Attention, LNWTD n’est pas exactement un film de peur au même titre qu’un Insidious, un Sinister, ou un Paranormal Activity, autre « found-footage » d’horreur : l’épouvante classique se fait rare, les « jump scares » sont carrément aux abonnés absents, et le gore ne survient que dans l’ultime ligne droite – mais généreusement, au moins ! En fait, on est parfois plus proche de l’ambiguïté suggestive d’un Rosemary’s Baby que de la frontalité d’un Exorciste : l’important est que le film baigne très vite dans une atmosphère de péril imminent sous les dehors de divertissement rigolard de son talk-show fictif. C’est ce qui fait le premier pouvoir d’attraction du film.

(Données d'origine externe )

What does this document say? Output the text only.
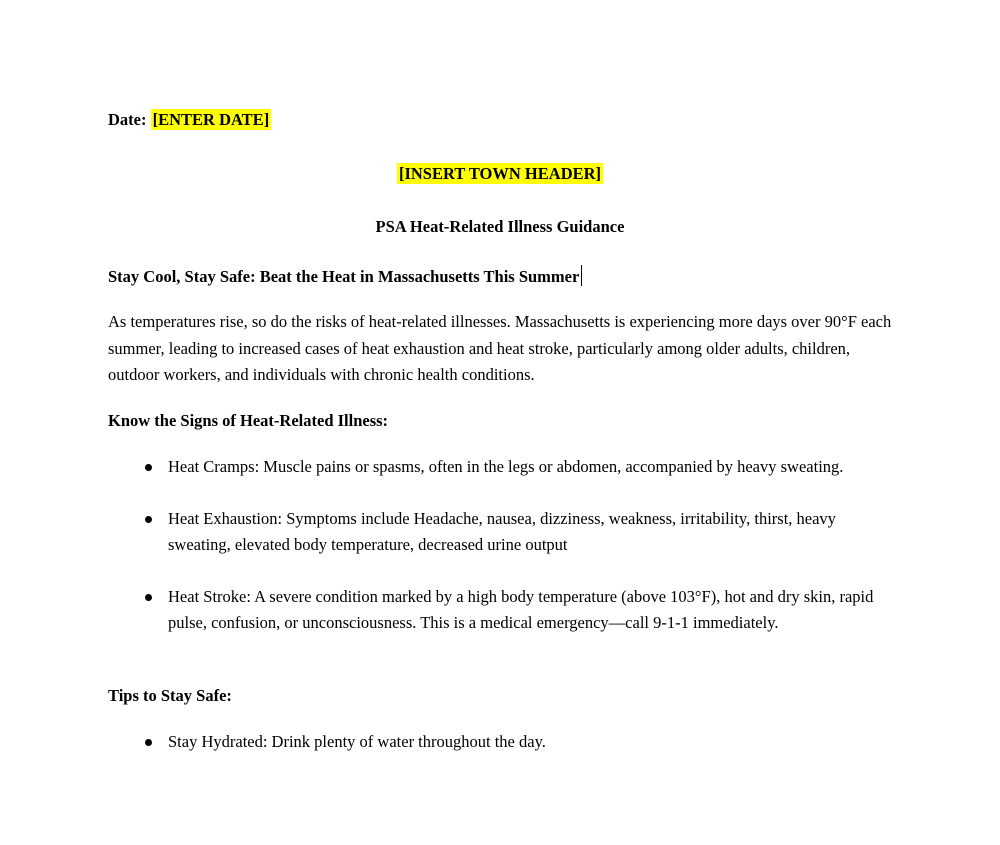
Date: [ENTER DATE]

[INSERT TOWN HEADER]

PSA Heat-Related Illness Guidance

Stay Cool, Stay Safe: Beat the Heat in Massachusetts This Summer

As temperatures rise, so do the risks of heat-related illnesses. Massachusetts is experiencing more days over 90°F each summer, leading to increased cases of heat exhaustion and heat stroke, particularly among older adults, children, outdoor workers, and individuals with chronic health conditions.

Know the Signs of Heat-Related Illness:

Heat Cramps: Muscle pains or spasms, often in the legs or abdomen, accompanied by heavy sweating.
Heat Exhaustion: Symptoms include Headache, nausea, dizziness, weakness, irritability, thirst, heavy sweating, elevated body temperature, decreased urine output
Heat Stroke: A severe condition marked by a high body temperature (above 103°F), hot and dry skin, rapid pulse, confusion, or unconsciousness. This is a medical emergency—call 9-1-1 immediately.

Tips to Stay Safe:

Stay Hydrated: Drink plenty of water throughout the day.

Et si la télévision des années 70-80 avait quelque chose de glauque, avec ses papiers peints de cauchemars et ses motifs glucoses (ah, Téléchat !), les frères Cairnes, coréalisateurs du film, ont su l’exploiter à merveille dans une perspective d’épouvante avec leur talk-show qui, signe que la sauce prend, devient vite un VRAI talk-show dans l’esprit du public, avec son présentateur charismatique et ses lubies caractéristiques, son sidekick bonne pâte, son orchestre jazzy, son jingle catchy, etc. C’est pourquoi le travail de reconstitution était un challenge : plus il serait réussi, et donc capable d’inspirer la normalité la plus rasoir, plus l’intrusion du surnaturel et de l’épouvante produirait son effet. C’est pourquoi il faut applaudir les frangins pour avoir à ce point su capturer l’esthétique et l’ambiance des talk-shows des 70’s avec une précision quasi-obsessionnelle, les décors, les costumes, la musique, tout étant soigneusement choisi pour transporter le spectateur dans cette période spécifique… et lui donner envie de la fuir le plus vite possible. Vraiment, quiconque étant familier aux talk-shows de cette époque appréciera le travail phénoménal de reconstitution – mention à l’ingénieuse idée qu’on eut les frères de se choisir un vétéran de la télévision pour chef opérateur ! D’autant que le duo de réalisateurs a su capter l’électricité et la volatilité du direct…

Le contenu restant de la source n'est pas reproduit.